In order to apply for citizenship (often called naturalization) you must meet all of the following requirements:

Be a lawful permanent resident of the United States (green card holder);

Be 18 years of age or older;

Have been a permanent resident for at least five years (only three years if married to a U.S. citizen);

Be a person of good moral character;

Have been physically present in the U.S. for at least half of the five years;

Not have been absent from the U.S. for more than one year. Absences of more than six months, however, create a presumption that you have abandoned your permanent residency; and

Have a basic understanding of written and spoken English and U.S. history.

2. Am I eligible to obtain dual citizenship?

Maybe. The United States allows citizens of other countries to hold dual citizenship. You also need to check the laws of your home country to make sure that it allows dual citizenship as well.

3. How long does it take to become a U.S. Citizen?

It depends. Current processing times are between 9 and 12 months for a final decision to be made and for an oath ceremony to be scheduled. Each applicant, however, must go though fingerprinting and background checks.

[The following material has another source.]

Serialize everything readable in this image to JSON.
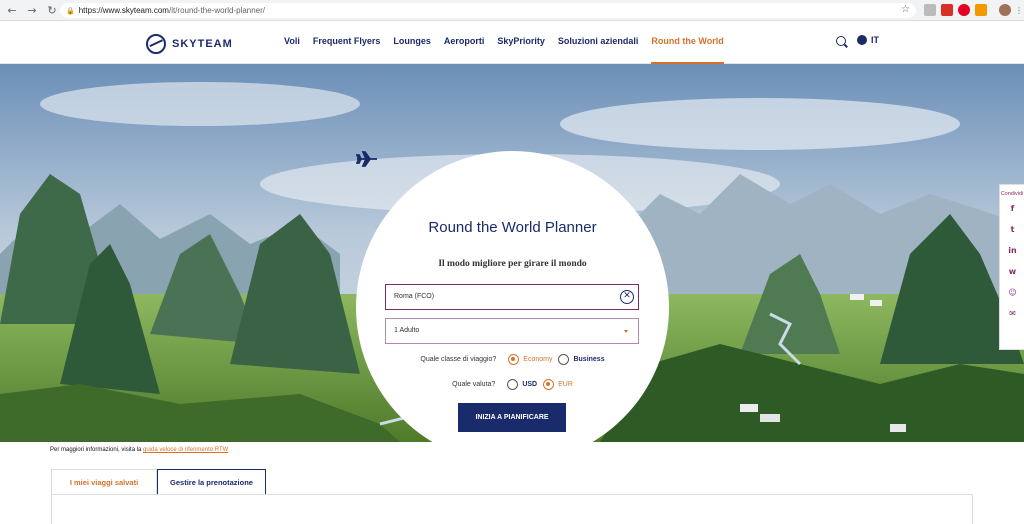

These background checks my take several months, or even years, to complete.

4. Can I live overseas after I become a citizen?

Yes. The United States does not place any restrictions on U.S. citizens wanting to live abroad, and you do not run the risk of losing your citizenship.

5. What are the filing fees associated with an application for citizenship?

The current filing fees are $330 for the citizenship application and $70 for fingerprints. Immigration Services has issued a new fee schedule that goes into effect on July 30, 2007. On that date, the total for fingerprints and filing fees will be $675.

6. What should I do if I cannot attend my oath ceremony?

If you are unable to attend the oath ceremony, you should return the “Notice of Naturalization Oath Ceremony” that the U.S. Citizenship and Immigration Services (USCIS) sent you, along with a letter explaining why you cannot attend the ceremony. Your local office will reschedule and send you a new “Notice of Naturalization Oath Ceremony” to advise you of your new ceremony date.

7. Does my child automatically become a U.S. citizen after I am naturalized?

In most cases, your natural or adopted child is a citizen if the following are true:

The other parent is also naturalized, or you are the only surviving parent (if the other parent is deceased), or you have legal custody (if you and the other parent are legally separated or divorced).

The child was under 18 when the parent(s) naturalized.

The child was not married when the parent(s) naturalized and the child was a permanent resident before his or her 18th birthday.

8. What are some of the benefits of becoming a citizen?

A: Naturalized American citizens have many rights, including the right to vote, to hold public office (except that of the Vice-President or President), to extend U.S. citizenship to their children, and to obtain visas for immediate relatives.

9. If I don’t speak English fluently can I take the exam in another language.

It depends. The English language requirement is only waived for persons meeting the following criteria: If you are over the age of 50 and have been a permanent resident for 20 years or more, or if you are over the age of 55 and have been a permanent resident for 15 years or more.

10. What can I expect from the history exam?

The U.S. government wants you to be knowledgeable about U.S. history and government structure. The questions range from U.S. history to naming current government officials. While there are 100 possible questions that may be asked, you will likely be asked only 10 or so. The test may be given orally or in writing.